NARRAGANSETT, R.I.— Sixteen residents are on the ballot in Narragansett in the nonpartisan primary race for Town Council.
Primary voting ends Sept. 8 and the top 10 vote-getters will earn a spot on the Nov. 3 general election ballot. Voters will choose up to five candidates in both the primary and general elections.
The council race in 2020 is being seen largely as a referendum on the town’s stalled plans for a new library at the former Belmont/IGA market building at the Pier.
In addition to the figurative referendum, two actual questions will appear on the Nov. 3 ballot by way of voter initiatives that seek to solidify the Belmont market site for the new library and prevent any sale of the building without voter approval.
While current Council President Matthew Mannix is seeking a state Senate seat, four incumbents hope to return to the council.
Councilors Jesse Pugh and Patrick Murray are running for reelection with Council president pro tempore Jill Lawler and councilman Rick Lema.
Pugh and Murray have pointed to voter approval of a $5.8 million bond in 2016 and the subsequent purchase of the Belmont by the town as reasons to support the project. Lawler and Lema argued that the move was a bad deal for the town and voted with Mannix to sell the Belmont building site, but the move was blocked in court.
Entering the primary contest are several supporters of the proposal to occupy the Belmont building, including former Council President Susan Cicilline Buonanno and Winters B. Hames III.
Hames, chairman of the Narragansett Democratic Town Committee, indicated last year that he intended to run for council.
Buonanno, who was council president when the town bought the Belmont site, has formed the Love Your Library coalition and also drove the efforts to get the referendum questions on the ballot.
“Our mission is to advocate for a new Narragansett Library at the Belmont building. We have worked tirelessly to save this newly purchased property from being sold,” Buonanno said.
Laurie Kelly, president of the Board of Trustees of the Maury Loontjens Memorial Library, also is on the ballot for council. Kelly has frequently clashed with Mannix and the other Belmont opponents on the council, and warned that the town was in danger of losing state aid after the council cut its share of town funds for the library’s budget.

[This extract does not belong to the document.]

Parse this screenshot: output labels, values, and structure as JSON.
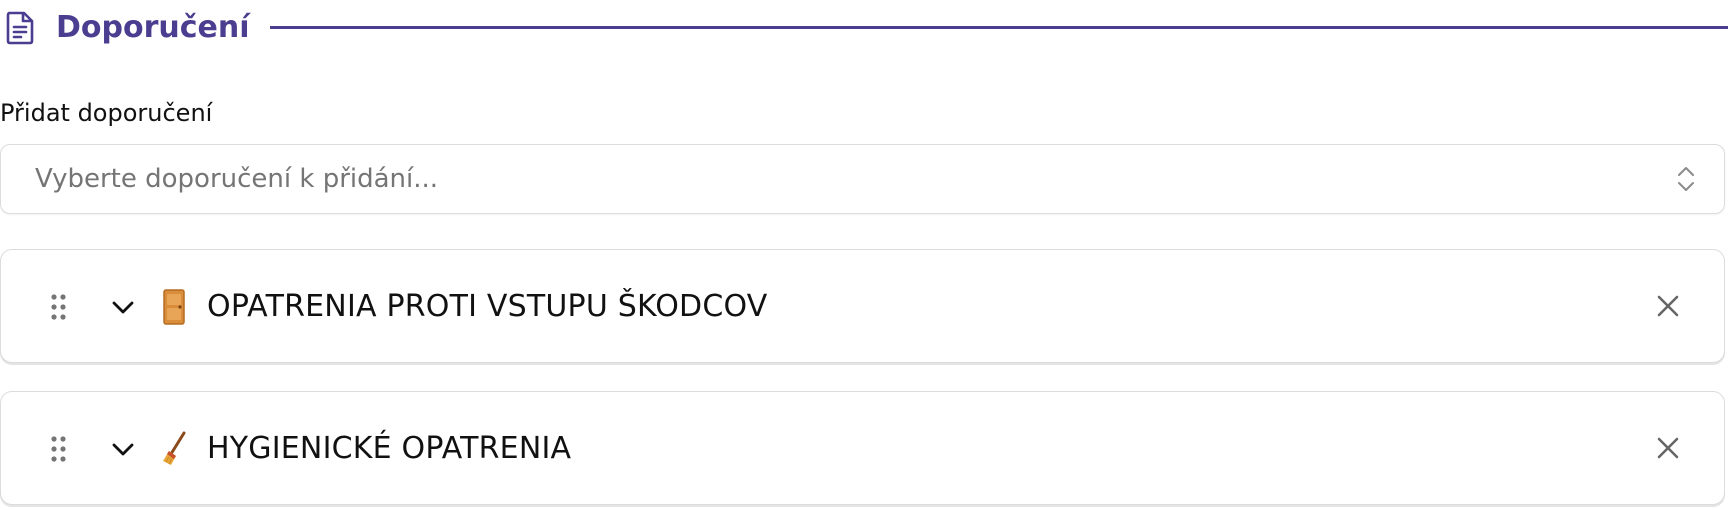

Also on the primary ballot are Joseph Robenhymer, David K. Avedisian, Michael J. Millen Jr., Deborah A. Kopech, Sara L. Benn, Ewa M. Dzwierzynski, Steven B. Belaus, Steven J. Ferrandi and Meghan E. Murray.
The race for District 34 in the House of Representatives has two Democrats in the primary. Incumbent Teresa A. Tanzi faces Gina M. Giramma.
Democrats vying for the District 36 state Senate seat are Alana DiMario and Ellen S. Waxman.
Voting in the primary takes place Sept. 8.
Voters who would prefer to hand-deliver their ballot rather than mailing it may place the sealed envelope containing the ballot in the secure receptacle in the Town Hall lobby during normal business hours. There is a lock box with limited capacity attached to the front of Town Hall for after-hours deliveries. All ballots must be received by 8 p.m. on Sept. 8. The deadline to apply for a primary mail ballot was Aug. 18.